Party cadres secretly listen in on radio broadcasts and compare news from there with whats reported in newspapers published for cadre members, so they can get a better grip on international affairs, a source in North Hamgyong Province told Daily NK on Tuesday. Once you start comparing things with normal countries, its only natural you end up criticizing, to some degree, how abnormal things are. 

Two additional sources in Kangwon Province corroborated this news. 

Party cadres who take the train to go on business trips often find themselves sitting around and drinking because the trains stop due to power shortages. This is when you can hear them complain a bit about the leadership, the source explained 

One of the first things they talk about once they get drunk is the shortage in electricity. It starts with the question of why the country still has so little power despite the completion of the power plant up in Baekdu, and it ends with people saying the country will never become what it claims it will. 

The chronic power shortage in the North more than often slams the brakes on train operations, creating demand among passengers for drinks and food, which is now supplied by vendors in major cities. This is when such conversations often take place among cadres stuck on the tracks. 

Women get onboard the train after it has stopped and sell noodles and other simple dishes, as well as alcohol and water; kkotjebi (North Koreas population of homeless children) also crowd into the train and sell water," the source said.
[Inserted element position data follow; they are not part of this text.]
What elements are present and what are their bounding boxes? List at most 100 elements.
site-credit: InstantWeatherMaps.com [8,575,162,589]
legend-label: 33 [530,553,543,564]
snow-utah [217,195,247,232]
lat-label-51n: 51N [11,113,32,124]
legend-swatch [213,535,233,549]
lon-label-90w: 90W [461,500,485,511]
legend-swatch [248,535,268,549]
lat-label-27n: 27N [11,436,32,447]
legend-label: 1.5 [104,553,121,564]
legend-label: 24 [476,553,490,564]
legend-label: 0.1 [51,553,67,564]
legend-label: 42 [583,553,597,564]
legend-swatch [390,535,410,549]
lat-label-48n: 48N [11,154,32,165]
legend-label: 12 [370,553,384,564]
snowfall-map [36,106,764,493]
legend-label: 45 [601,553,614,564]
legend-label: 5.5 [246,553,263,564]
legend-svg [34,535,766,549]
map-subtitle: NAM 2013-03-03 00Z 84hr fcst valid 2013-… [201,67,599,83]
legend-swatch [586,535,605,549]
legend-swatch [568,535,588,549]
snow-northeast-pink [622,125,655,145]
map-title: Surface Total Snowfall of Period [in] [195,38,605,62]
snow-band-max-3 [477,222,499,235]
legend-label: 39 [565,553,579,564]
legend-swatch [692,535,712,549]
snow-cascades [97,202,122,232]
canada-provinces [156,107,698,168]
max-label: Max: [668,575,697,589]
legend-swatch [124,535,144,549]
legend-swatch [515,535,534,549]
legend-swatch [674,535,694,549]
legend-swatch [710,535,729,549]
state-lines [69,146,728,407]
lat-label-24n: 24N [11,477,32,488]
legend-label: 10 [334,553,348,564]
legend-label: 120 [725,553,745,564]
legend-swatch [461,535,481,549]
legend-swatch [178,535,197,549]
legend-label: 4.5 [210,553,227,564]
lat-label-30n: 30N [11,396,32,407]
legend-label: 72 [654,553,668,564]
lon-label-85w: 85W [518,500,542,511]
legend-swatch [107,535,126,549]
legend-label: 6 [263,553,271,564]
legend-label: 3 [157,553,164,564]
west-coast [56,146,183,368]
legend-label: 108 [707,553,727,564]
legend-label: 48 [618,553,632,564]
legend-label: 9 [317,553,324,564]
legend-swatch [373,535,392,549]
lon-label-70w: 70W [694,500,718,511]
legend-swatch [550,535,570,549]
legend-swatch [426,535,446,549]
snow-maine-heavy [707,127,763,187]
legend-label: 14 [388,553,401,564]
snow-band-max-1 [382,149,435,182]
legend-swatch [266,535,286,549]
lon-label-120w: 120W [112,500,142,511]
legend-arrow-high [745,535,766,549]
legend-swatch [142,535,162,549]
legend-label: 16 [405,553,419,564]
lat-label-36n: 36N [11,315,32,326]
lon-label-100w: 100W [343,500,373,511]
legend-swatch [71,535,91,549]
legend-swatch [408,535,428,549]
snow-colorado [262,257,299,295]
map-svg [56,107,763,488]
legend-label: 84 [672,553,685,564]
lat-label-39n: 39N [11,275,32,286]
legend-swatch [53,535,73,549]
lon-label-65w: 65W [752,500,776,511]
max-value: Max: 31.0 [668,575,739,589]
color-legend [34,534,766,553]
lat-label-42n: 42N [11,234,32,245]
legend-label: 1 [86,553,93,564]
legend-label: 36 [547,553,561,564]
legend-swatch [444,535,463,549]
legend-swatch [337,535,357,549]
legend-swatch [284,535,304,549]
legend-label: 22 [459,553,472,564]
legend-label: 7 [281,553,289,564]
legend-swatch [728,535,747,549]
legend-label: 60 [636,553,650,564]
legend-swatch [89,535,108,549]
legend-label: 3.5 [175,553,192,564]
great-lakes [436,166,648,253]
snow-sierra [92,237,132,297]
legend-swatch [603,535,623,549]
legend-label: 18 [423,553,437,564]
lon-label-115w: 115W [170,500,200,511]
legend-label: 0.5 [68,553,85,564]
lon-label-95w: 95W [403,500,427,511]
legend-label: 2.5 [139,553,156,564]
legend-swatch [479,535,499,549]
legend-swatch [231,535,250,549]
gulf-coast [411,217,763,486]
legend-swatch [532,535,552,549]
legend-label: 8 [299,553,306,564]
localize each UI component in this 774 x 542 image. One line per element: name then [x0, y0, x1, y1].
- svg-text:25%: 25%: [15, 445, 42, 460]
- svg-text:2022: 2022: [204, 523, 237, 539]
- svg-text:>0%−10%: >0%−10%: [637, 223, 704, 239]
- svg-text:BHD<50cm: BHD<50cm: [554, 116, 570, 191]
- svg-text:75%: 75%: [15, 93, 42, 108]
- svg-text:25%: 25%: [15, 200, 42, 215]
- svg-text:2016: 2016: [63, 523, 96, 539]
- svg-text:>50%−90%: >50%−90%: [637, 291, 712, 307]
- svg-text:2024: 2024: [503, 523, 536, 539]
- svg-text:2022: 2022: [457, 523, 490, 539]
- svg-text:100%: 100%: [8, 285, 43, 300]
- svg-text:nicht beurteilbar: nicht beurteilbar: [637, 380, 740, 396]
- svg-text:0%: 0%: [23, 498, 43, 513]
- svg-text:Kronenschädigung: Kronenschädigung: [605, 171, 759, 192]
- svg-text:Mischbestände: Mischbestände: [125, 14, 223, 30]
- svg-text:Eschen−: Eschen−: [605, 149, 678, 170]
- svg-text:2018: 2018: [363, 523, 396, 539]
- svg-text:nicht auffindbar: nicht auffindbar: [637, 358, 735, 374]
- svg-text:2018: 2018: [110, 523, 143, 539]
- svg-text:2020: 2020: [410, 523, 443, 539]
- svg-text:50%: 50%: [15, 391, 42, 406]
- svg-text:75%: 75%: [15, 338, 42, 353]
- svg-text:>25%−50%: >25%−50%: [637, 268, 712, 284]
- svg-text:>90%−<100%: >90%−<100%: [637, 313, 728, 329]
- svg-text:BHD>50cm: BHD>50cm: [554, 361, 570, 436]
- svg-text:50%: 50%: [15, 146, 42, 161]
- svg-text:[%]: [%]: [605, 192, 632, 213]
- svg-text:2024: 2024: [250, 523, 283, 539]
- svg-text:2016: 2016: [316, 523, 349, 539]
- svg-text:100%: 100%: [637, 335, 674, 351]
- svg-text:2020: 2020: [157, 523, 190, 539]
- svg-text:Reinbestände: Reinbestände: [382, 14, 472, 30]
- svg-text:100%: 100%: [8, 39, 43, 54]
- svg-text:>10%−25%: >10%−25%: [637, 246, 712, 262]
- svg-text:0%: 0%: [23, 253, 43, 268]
These scenes mingle with the deluge of outside information cadres absorb while illicitly tuning into radio broadcasts from beyond North Korea's borders, spurring the passage of more in-depth reflections between travel companions. According to the source, the discussion frequently veers towards talk of the ubiquitous nature of market activity in modern North Korea, where the population has long since dropped expectations that the state will provide for it.